We welcome the critical review by Montassier and Freund on our article on the rationale and methods of the “MEDITA” study [1]. Below, we provide point-by-point answers to all comments.

Methoxyflurane is currently being introduced in Europe, and its use is supported by robust data in the literature (including the STOP! study [2]) and by extensive experience in clinical practice, particularly in Australia. Although such data are adequate to support the introduction into clinical practice in Europe, further head-to-head studies vs. the best currently used therapeutic options, in terms of effectiveness and rapidity of onset, are needed. These data will help to identify methoxyflurane’s place in therapy, which today is a promising option with potential advantages compared with the drugs on the market. There are now emerging data in Europe: the “InMediate” study [3], which randomised 310 patients with trauma pain to methoxyflurane or standard of care (SoC) analgesia, has recently been completed in Spain. Preliminary results indicate that methoxyflurane significantly (p < 0.0001) reduced pain severity compared with SoC up to 20 min after the start of treatment [4]. Another ongoing study, “PenASAP”, will randomise 360 patients with trauma pain in a double-blind fashion to Penthrox or placebo, administered in addition to SoC [5]. These studies, together with the MEDITA study, which is the subject of this letter [1], all conducted with high methodological and qualitative standards, aim to resolve the uncertainties that currently persist.

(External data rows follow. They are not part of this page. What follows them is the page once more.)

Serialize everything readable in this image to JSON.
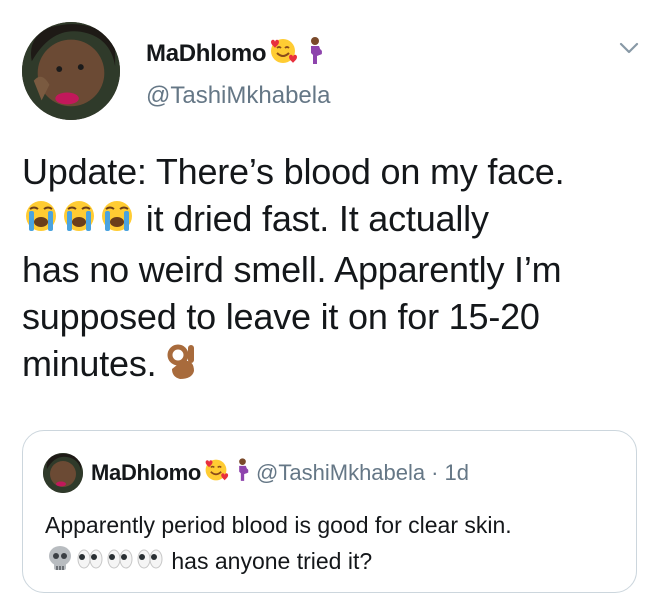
{
  "tweet": {
    "display_name": "MaDhlomo",
    "name_emojis": [
      "smiling-face-with-hearts",
      "pregnant-woman"
    ],
    "handle": "@TashiMkhabela",
    "text_lines": [
      "Update: There’s blood on my face.",
      " it dried fast. It actually",
      "has no weird smell. Apparently I’m",
      "supposed to leave it on for 15-20",
      "minutes. "
    ],
    "text_emojis": [
      "loudly-crying-face",
      "loudly-crying-face",
      "loudly-crying-face",
      "ok-hand"
    ]
  },
  "quoted_tweet": {
    "display_name": "MaDhlomo",
    "handle": "@TashiMkhabela",
    "separator": "·",
    "time": "1d",
    "text_lines": [
      "Apparently period blood is good for clear skin.",
      " has anyone tried it?"
    ],
    "text_emojis": [
      "skull",
      "eyes",
      "eyes",
      "eyes"
    ]
  },
  "colors": {
    "primary_text": "#14171a",
    "secondary_text": "#657786",
    "border": "#ccd6dd"
  }
}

Oral analgesia was not used to treat patients with moderate pain (NRS 4–6) in the MEDITA study since intravenous (IV) therapy is the common clinical practice in Italy where the study was conducted, although it should be underlined that there is wide heterogeneity in the therapeutic approach and oligoanalgesia still represents a widespread issue. The use of IV formulations is consistent with Italian Intersociety Recommendations on pain management in the emergency setting [6]. Likewise, in the Spanish InMediate study, oral agents were administered to only 10.7% of patients in the SoC group, although it should be noted that the majority of patients (76.5%) had severe pain (NRS ≥ 7). Moreover, we think that in the context of a clinical study, to evaluate the net efficacy of the molecule, it is more appropriate to use an IV formulation to make the comparison more homogeneous and to obtain head-to-head data vs. the most effective therapeutic option. A comparison vs. oral drugs would have given an obvious result because of the latency in the onset of action. A pharmacoeconomic analysis will be conducted separately at the end of the study.

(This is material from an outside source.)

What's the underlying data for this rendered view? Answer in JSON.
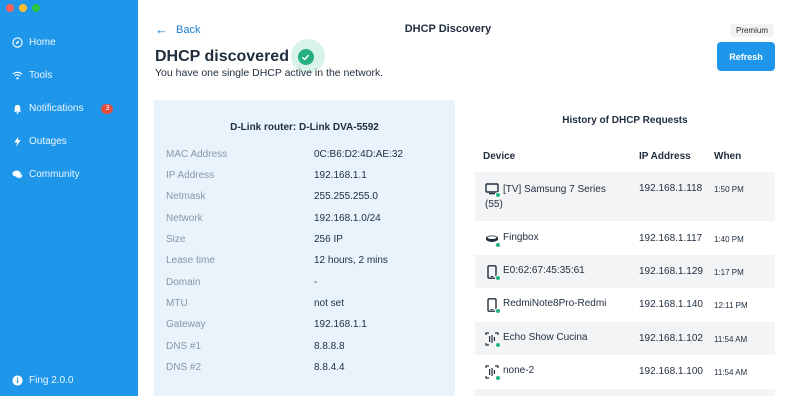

The primary pain intensity end point in the “MEDITA” study is assessed over the first 10 min because of the rapid action of the drug and represents the most challenging comparison for methoxyflurane. By definition, IV medicinal products are immediately ready to act. This also correlates with the indication of methoxyflurane: emergency relief of moderate-to-severe pain in conscious adult patients with trauma and associated pain and the unmet need of receiving an easy-to-use, rapid-acting and effective first-line analgesic treatment for trauma-related pain. Methoxyflurane is already known to be effective at 30 min, so the 10-min end point in the MEDITA trial provides additional information about its efficacy profile. Long duration of action is not the goal of methoxyflurane treatment. In any case, intermittent administration produces a longer analgesic effect, and if required there is the option to administer a second 3-ml dose in clinical practice. While the Penthrox inhaler indeed requires responsible disposal [7], other analgesics also have challenges in terms of consumables that are single use and non-recyclable (e.g. syringes, flasks, cannulas, needles, etc.).

Finally, Mundipharma strongly encourages and supports independent research as far as possible, and we agree that third parties have an important role to play in future investigations of methoxyflurane.